The other remaining 4 variants generated around 1000$ each for our store.

It’s good to remember that all colour variants of this product are sold at the same price. But, because the ‘Grey’ and ‘White’ colour variant were sold more. Thus, they generated more revenue for our store.

7. Which color is most preferred by customers in product named “Rug”?

# ggplot(data = PRODUCT_RUG) +
#   geom_bar(mapping = aes(x=Total_revenue_by_each_color, fill=PRODUCT_NAME_and_COLOR))

Fig.g

As we can see, the beige colour of product “RUG” is more preferred by customers and thus has generated revenue of above 500 $ for our Store. While the grey colour of it generated comparatively less revenue which is around 300$.

It’s good to remember that all colour variants of this product are sold at the same price. But, because the ‘beige’ colour variant was sold more. Thus, it generated more revenue for our store.

8.Which color is most preferred by customers in product named “Desk”?

# ggplot(data = PRODUCT_DESK) +
#   geom_bar(mapping = aes(x=Total_revenue_by_each_color, fill=PRODUCT_NAME_and_COLOR))

Fig.h

As we can see, the brown colour of product “DESK” is more preferred by customers and thus has generated revenue of above 300 $ for our Store. While the white colour of it generated comparatively less which around 150$.

It’s good to remember that all colour variants of this product are sold at the same price. But, because the ‘brown’ colour variant was sold more. Thus, it generated more revenue for our store.

ACT PHASE

SUGGESTIONS :

1. FAN, RUG, COUCH are the most in demand product, so we should ensure that there’s sufficient stock of this products in our inventory.

2. We have few loyal customers, who generally buy from our store. So, from time to time we should see if they are in need of any furniture and provide them with best offers for being a loyal customer to our shop. This will also encourage other customers to fulfill most of their furniture needs from our store.

3. We should keep more variants of every single product, as people want to choose from a range of varieties. Also, we should try to keep those furniture products that are generally expensive, as they will generate the most revenue.
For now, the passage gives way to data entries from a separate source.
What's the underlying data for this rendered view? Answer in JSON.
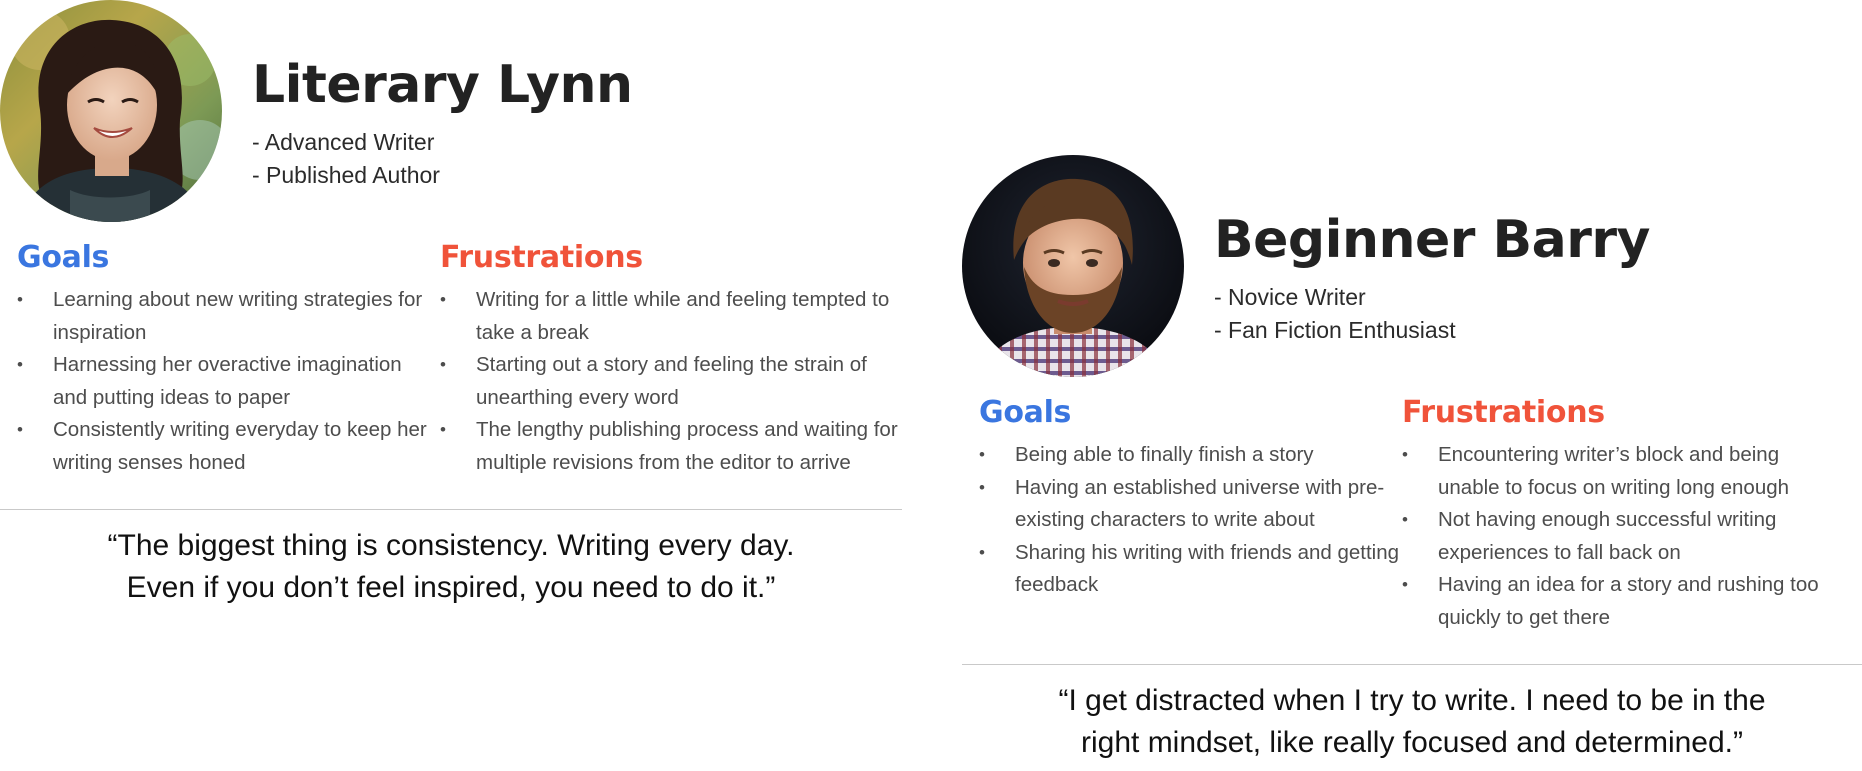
{
  "personas": [
    {
      "name": "Literary Lynn",
      "roles": [
        "- Advanced Writer",
        "- Published Author"
      ],
      "goals_heading": "Goals",
      "goals": [
        "Learning about new writing strategies for inspiration",
        "Harnessing her overactive imagination and putting ideas to paper",
        "Consistently writing everyday to keep her writing senses honed"
      ],
      "frustrations_heading": "Frustrations",
      "frustrations": [
        "Writing for a little while and feeling tempted to take a break",
        "Starting out a story and feeling the strain of unearthing every word",
        "The lengthy publishing process and waiting for multiple revisions from the editor to arrive"
      ],
      "quote_line1": "“The biggest thing is consistency. Writing every day.",
      "quote_line2": "Even if you don’t feel inspired, you need to do it.”"
    },
    {
      "name": "Beginner Barry",
      "roles": [
        "- Novice Writer",
        "- Fan Fiction Enthusiast"
      ],
      "goals_heading": "Goals",
      "goals": [
        "Being able to finally finish a story",
        "Having an established universe with pre-existing characters to write about",
        "Sharing his writing with friends and getting feedback"
      ],
      "frustrations_heading": "Frustrations",
      "frustrations": [
        "Encountering writer’s block and being unable to focus on writing long enough",
        "Not having enough successful writing experiences to fall back on",
        "Having an idea for a story and rushing too quickly to get there"
      ],
      "quote_line1": "“I get distracted when I try to write. I need to be in the",
      "quote_line2": "right mindset, like really focused and determined.”"
    }
  ],
  "colors": {
    "goals": "#3a76e0",
    "frustrations": "#f0533a",
    "heading": "#222222",
    "body_text": "#4d4d4d",
    "divider": "#c9c9c9"
  }
}
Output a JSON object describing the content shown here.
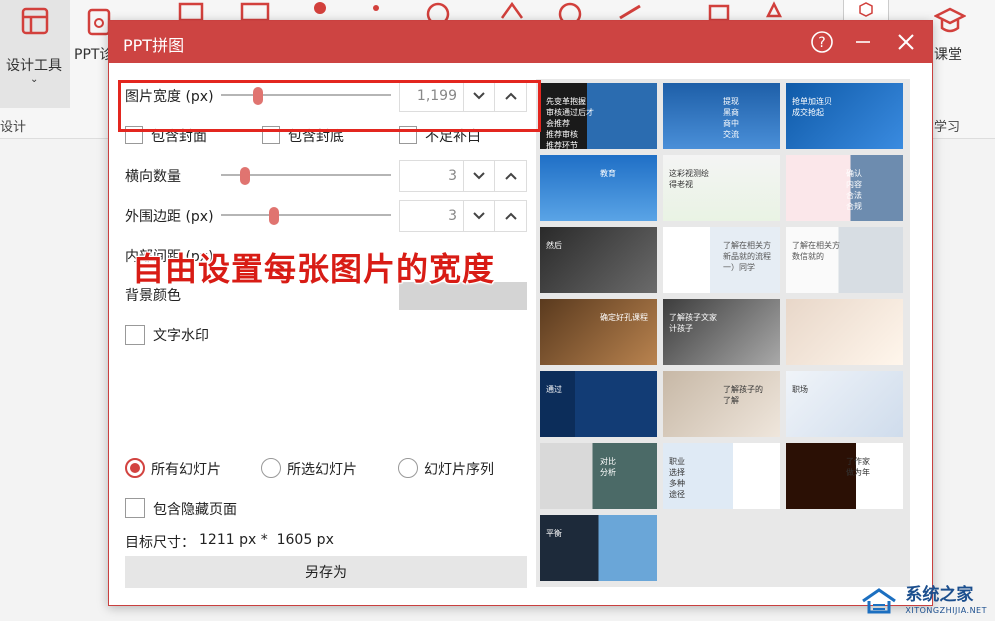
{
  "ribbon": {
    "design_tools": "设计工具",
    "ppt_item": "PPT诊",
    "classroom": "课堂",
    "group_left": "设计",
    "group_right": "学习"
  },
  "watermark": {
    "main": "系统之家",
    "sub": "XITONGZHIJIA.NET"
  },
  "dialog": {
    "title": "PPT拼图",
    "width_label": "图片宽度 (px)",
    "width_value": "1,199",
    "width_fraction": 0.2,
    "include_cover": "包含封面",
    "include_back": "包含封底",
    "fill_blank": "不足补白",
    "cols_label": "横向数量",
    "cols_value": "3",
    "cols_fraction": 0.12,
    "margin_label": "外围边距 (px)",
    "margin_value": "3",
    "margin_fraction": 0.3,
    "inner_label": "内部间距 (px)",
    "bg_label": "背景颜色",
    "text_watermark": "文字水印",
    "all_slides": "所有幻灯片",
    "selected_slides": "所选幻灯片",
    "slide_sequence": "幻灯片序列",
    "include_hidden": "包含隐藏页面",
    "target_size_label": "目标尺寸：",
    "target_size_value": "1211 px *  1605 px",
    "save_as": "另存为"
  },
  "overlay_caption": "自由设置每张图片的宽度",
  "preview": {
    "slides": [
      {
        "texts": [
          "先变革抱握",
          "审核通过后才",
          "会推荐",
          "推荐审核",
          "推荐环节"
        ]
      },
      {
        "texts": [
          "提现",
          "黑商",
          "商中",
          "交流"
        ]
      },
      {
        "texts": [
          "抢单加连贝",
          "成交抢起"
        ]
      },
      {
        "texts": [
          "教育"
        ]
      },
      {
        "texts": [
          "这彩视测绘",
          "得老视"
        ]
      },
      {
        "texts": [
          "确认",
          "内容",
          "合法",
          "合规"
        ]
      },
      {
        "texts": [
          "然后"
        ]
      },
      {
        "texts": [
          "了解在相关方",
          "新品就的流程",
          "一）同学"
        ]
      },
      {
        "texts": [
          "了解在相关方",
          "数信就的"
        ]
      },
      {
        "texts": [
          "确定好孔课程"
        ]
      },
      {
        "texts": [
          "了解孩子文家",
          "计孩子"
        ]
      },
      {
        "texts": []
      },
      {
        "texts": [
          "通过"
        ]
      },
      {
        "texts": [
          "了解孩子的",
          "了解"
        ]
      },
      {
        "texts": [
          "职场"
        ]
      },
      {
        "texts": [
          "对比",
          "分析"
        ]
      },
      {
        "texts": [
          "职业",
          "选择",
          "多种",
          "途径"
        ]
      },
      {
        "texts": [
          "了作家",
          "做为年"
        ]
      },
      {
        "texts": [
          "平衡"
        ]
      }
    ]
  }
}
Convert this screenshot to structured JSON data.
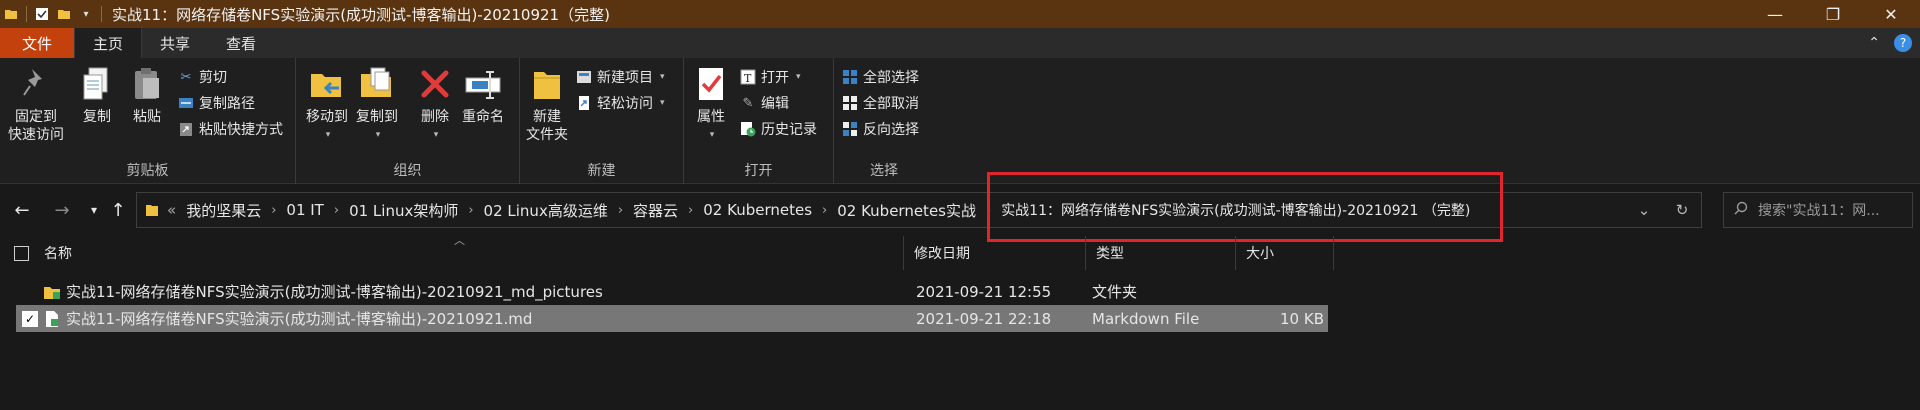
{
  "window": {
    "title": "实战11：网络存储卷NFS实验演示(成功测试-博客输出)-20210921（完整)",
    "controls": {
      "minimize": "—",
      "maximize": "❐",
      "close": "✕"
    }
  },
  "ribbon_tabs": {
    "file": "文件",
    "home": "主页",
    "share": "共享",
    "view": "查看"
  },
  "ribbon": {
    "clipboard": {
      "label": "剪贴板",
      "pin_line1": "固定到",
      "pin_line2": "快速访问",
      "copy": "复制",
      "paste": "粘贴",
      "cut": "剪切",
      "copy_path": "复制路径",
      "paste_shortcut": "粘贴快捷方式"
    },
    "organize": {
      "label": "组织",
      "move_to": "移动到",
      "copy_to": "复制到",
      "delete": "删除",
      "rename": "重命名"
    },
    "new": {
      "label": "新建",
      "new_folder_line1": "新建",
      "new_folder_line2": "文件夹",
      "new_item": "新建项目",
      "easy_access": "轻松访问"
    },
    "open": {
      "label": "打开",
      "properties": "属性",
      "open": "打开",
      "edit": "编辑",
      "history": "历史记录"
    },
    "select": {
      "label": "选择",
      "select_all": "全部选择",
      "select_none": "全部取消",
      "invert": "反向选择"
    }
  },
  "address_bar": {
    "overflow": "«",
    "crumbs": [
      "我的坚果云",
      "01 IT",
      "01 Linux架构师",
      "02 Linux高级运维",
      "容器云",
      "02 Kubernetes",
      "02 Kubernetes实战",
      "实战11：网络存储卷NFS实验演示(成功测试-博客输出)-20210921 （完整)"
    ],
    "search_placeholder": "搜索\"实战11：网..."
  },
  "columns": {
    "name": "名称",
    "modified": "修改日期",
    "type": "类型",
    "size": "大小"
  },
  "files": [
    {
      "name": "实战11-网络存储卷NFS实验演示(成功测试-博客输出)-20210921_md_pictures",
      "modified": "2021-09-21 12:55",
      "type": "文件夹",
      "size": "",
      "selected": false
    },
    {
      "name": "实战11-网络存储卷NFS实验演示(成功测试-博客输出)-20210921.md",
      "modified": "2021-09-21 22:18",
      "type": "Markdown File",
      "size": "10 KB",
      "selected": true
    }
  ],
  "colors": {
    "titlebar": "#5a3410",
    "file_tab": "#c2410c",
    "highlight_box": "#e0262b",
    "selection": "#777777"
  }
}
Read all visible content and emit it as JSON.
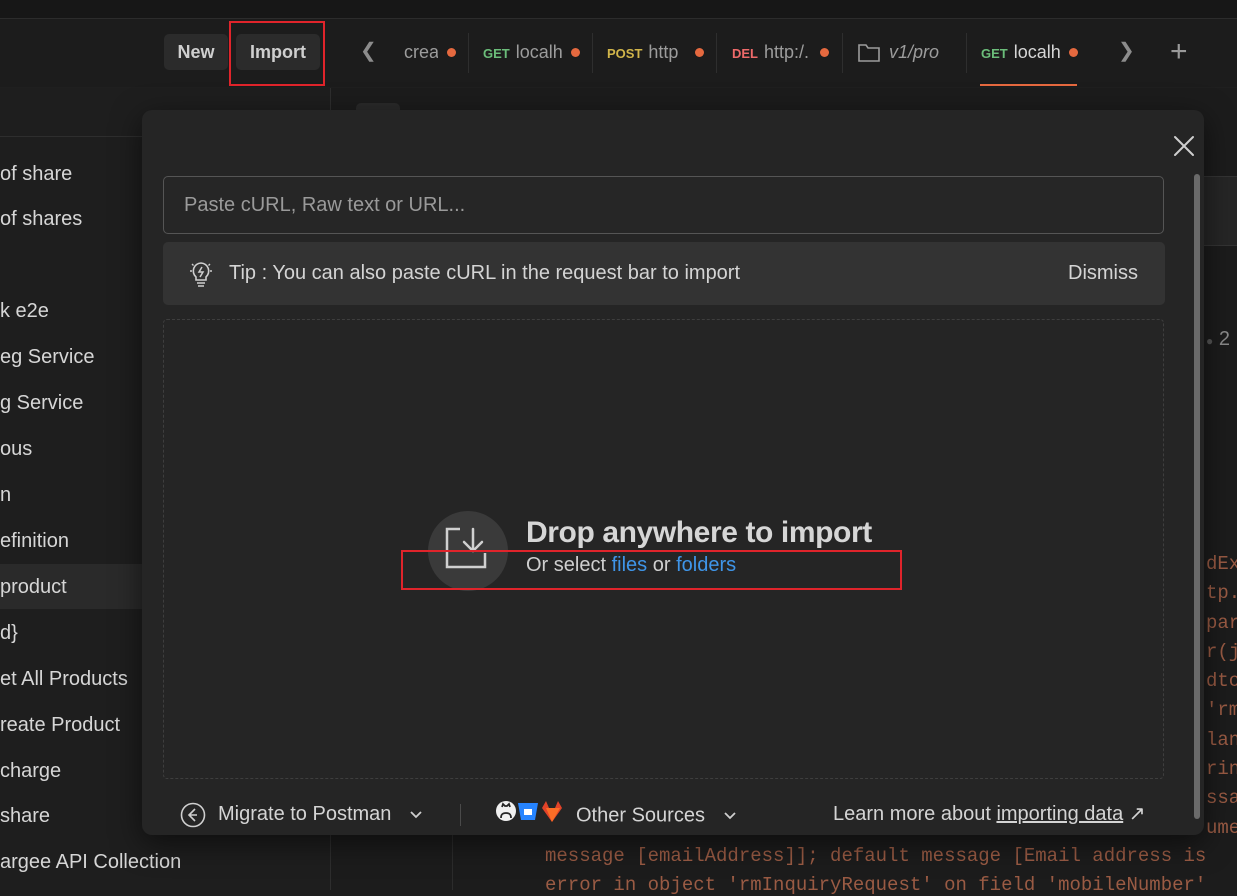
{
  "toolbar": {
    "new_label": "New",
    "import_label": "Import"
  },
  "tabs": [
    {
      "method": "",
      "title": "crea"
    },
    {
      "method": "GET",
      "title": "localh"
    },
    {
      "method": "POST",
      "title": "http"
    },
    {
      "method": "DEL",
      "title": "http:/."
    },
    {
      "method": "",
      "title": "v1/pro"
    },
    {
      "method": "GET",
      "title": "localh"
    }
  ],
  "sidebar": {
    "items": [
      "of share",
      "of shares",
      "k e2e",
      "eg Service",
      "g Service",
      "ous",
      "n",
      "efinition",
      "product",
      "d}",
      "et All Products",
      "reate Product",
      " charge",
      " share",
      "argee API Collection"
    ]
  },
  "editor": {
    "code_right": [
      "dEx",
      "tp.",
      "par",
      "r(j",
      "dto",
      "'rm",
      "lan",
      "rin",
      "ssa",
      "umen"
    ],
    "code_line1": "message [emailAddress]]; default message [Email address is",
    "code_line2": "error in object 'rmInquiryRequest' on field 'mobileNumber'",
    "line_num": "2"
  },
  "modal": {
    "search_placeholder": "Paste cURL, Raw text or URL...",
    "tip_text": "Tip : You can also paste cURL in the request bar to import",
    "dismiss_label": "Dismiss",
    "drop_title": "Drop anywhere to import",
    "drop_prefix": "Or select",
    "files_label": "files",
    "or_label": "or",
    "folders_label": "folders",
    "footer": {
      "migrate_label": "Migrate to Postman",
      "other_sources_label": "Other Sources",
      "learn_prefix": "Learn more about",
      "learn_link": "importing data",
      "learn_arrow": "↗"
    }
  },
  "colors": {
    "accent": "#e5693f",
    "link": "#3f95e8",
    "highlight": "#e0242b",
    "get": "#6bbd7a",
    "post": "#d1b54a",
    "delete": "#ef6a6a"
  }
}
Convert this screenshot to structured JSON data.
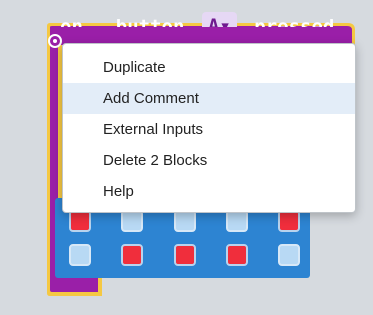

4. Currently, product “Couch” is generating the most revenue for us. So, it’s important to ensure that couch sales continue like this by running the business operations for product “couch” without any change for now.

5. As seen earlier, products that have different color varieties, certain color of each of this products get purchased more than others. So, we should maintain their stocks in our inventory as they are more preferred color variants.